Grab Buka Fasilitas R&D di Vietnam dan India

Liputan6.com, Jakarta - Grab membuka fasilitas penelitian dan pengembangan (R&D) di Bangalore, India dan Ho Chi Minh City, Vietnam. Selain di dua negara tersebut, Grab sudah memiliki fasilitas serupa di Singapura, Tiongkok (Beijing), Amerika Serikat (Seattle), dan Indonesia (Jakarta) yang belum lama ini diumumkan.

Meski membuka fasilitas di India, Grab mengatakan tidak akan melakukan ekspansi ke sana.
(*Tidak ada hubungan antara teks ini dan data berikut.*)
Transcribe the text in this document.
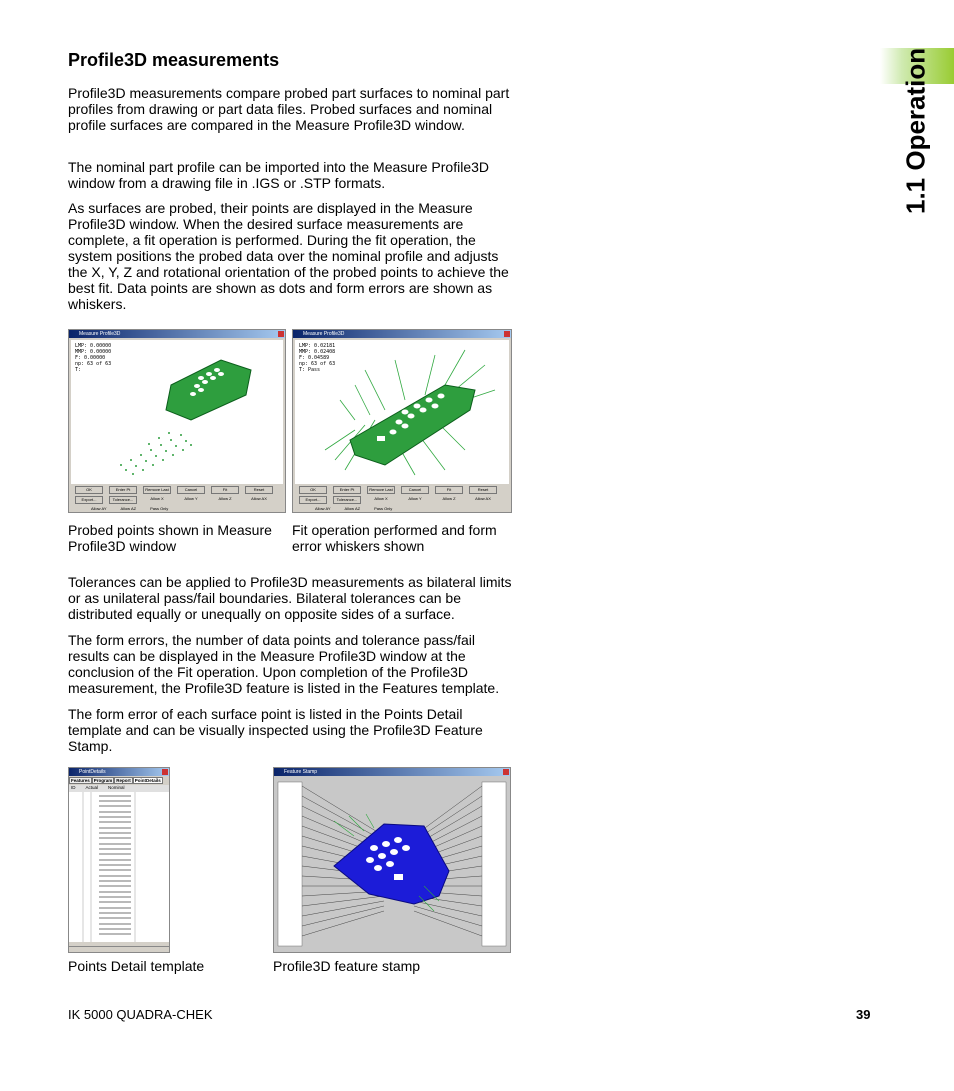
1.1 Operation
Profile3D measurements

Profile3D measurements compare probed part surfaces to nominal part profiles from drawing or part data files. Probed surfaces and nominal profile surfaces are compared in the Measure Profile3D window.

The nominal part profile can be imported into the Measure Profile3D window from a drawing file in .IGS or .STP formats.

As surfaces are probed, their points are displayed in the Measure Profile3D window. When the desired surface measurements are complete, a fit operation is performed. During the fit operation, the system positions the probed data over the nominal profile and adjusts the X, Y, Z and rotational orientation of the probed points to achieve the best fit. Data points are shown as dots and form errors are shown as whiskers.

Measure Profile3D
LMP: 0.00000
MMP: 0.00000
F: 0.00000
np: 63 of 63
T:
OK	Enter Pt	Remove Last	Cancel	Fit	Reset
Export...	Tolerance...	Allow X	Allow Y	Allow Z	Allow AX
Allow AY	Allow AZ	Pass Only

Probed points shown in Measure Profile3D window

Measure Profile3D
LMP: 0.02181
MMP: 0.02408
F: 0.04589
np: 63 of 63
T: Pass
OK	Enter Pt	Remove Last	Cancel	Fit	Reset
Export...	Tolerance...	Allow X	Allow Y	Allow Z	Allow AX
Allow AY	Allow AZ	Pass Only

Fit operation performed and form error whiskers shown

Tolerances can be applied to Profile3D measurements as bilateral limits or as unilateral pass/fail boundaries. Bilateral tolerances can be distributed equally or unequally on opposite sides of a surface.

The form errors, the number of data points and tolerance pass/fail results can be displayed in the Measure Profile3D window at the conclusion of the Fit operation. Upon completion of the Profile3D measurement, the Profile3D feature is listed in the Features template.

The form error of each surface point is listed in the Points Detail template and can be visually inspected using the Profile3D Feature Stamp.

PointDetails
Features Program Report PointDetails
ID Actual Nominal

Points Detail template

Feature Stamp

Profile3D feature stamp

IK 5000 QUADRA-CHEK	39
Langkah ini merupakan upaya untuk mencari talenta baru bersaing dengan Uber di Asia Tenggara.

Asia Tenggara merupakan wilayah di mana terdapat lebih dari 600 juta konsumen on-demand ride. Menurut laporan, potensi nilai konsumen tersebut diperkirakan akan tumbuh dari US$ 2,5 miliar pada 2015 menjadi US$ 13,1 miliar pada 2025.

"Dua lokasi baru ini tengah mengalami pertumbuhan dalam hal talenta-talenta lokal," kata co-founder Grab Hooi Ling Tan, dalam sebuah wawancara, yang dikutip dari Tech Crunch, Kamis (16/3/2017). "Ada banyak kesamaan antara India dan Asia Tenggara, terutama di sektor pembayaran."

Tan mengatakan Grab tengah mencari sekitar 200 staf di Bangalore, yang akan difokuskan pada pengembangan layanan pembayaran, selama dua tahun ke depan. Dua kantor lainnya akan difokuskan pada inovasi lebih lokal. Di Jakarta, Grab akan mempekerjakan 150 orang, sedangkan di Vietnam 25 orang.

Grab, menurut Tan, saat ini memiliki 2.000 staf, tetapi ia berencana menambah sekitar 800 staf untuk enam fasilitas tersebut. Saat ini ada sekitar 20 staf pengembang di Seattle, 40-50 staf pengembang di Beijing, dan sisanya sebagian besar berbasis di Singapura.

Untuk diketahui, Grab bukanlah startup Asia Tenggara pertama yang mencari talenta ke India. Go-Jek, saingan terbesar Grab di Indonesia, bahkan mengakuisisi startup India di sektor teknologi.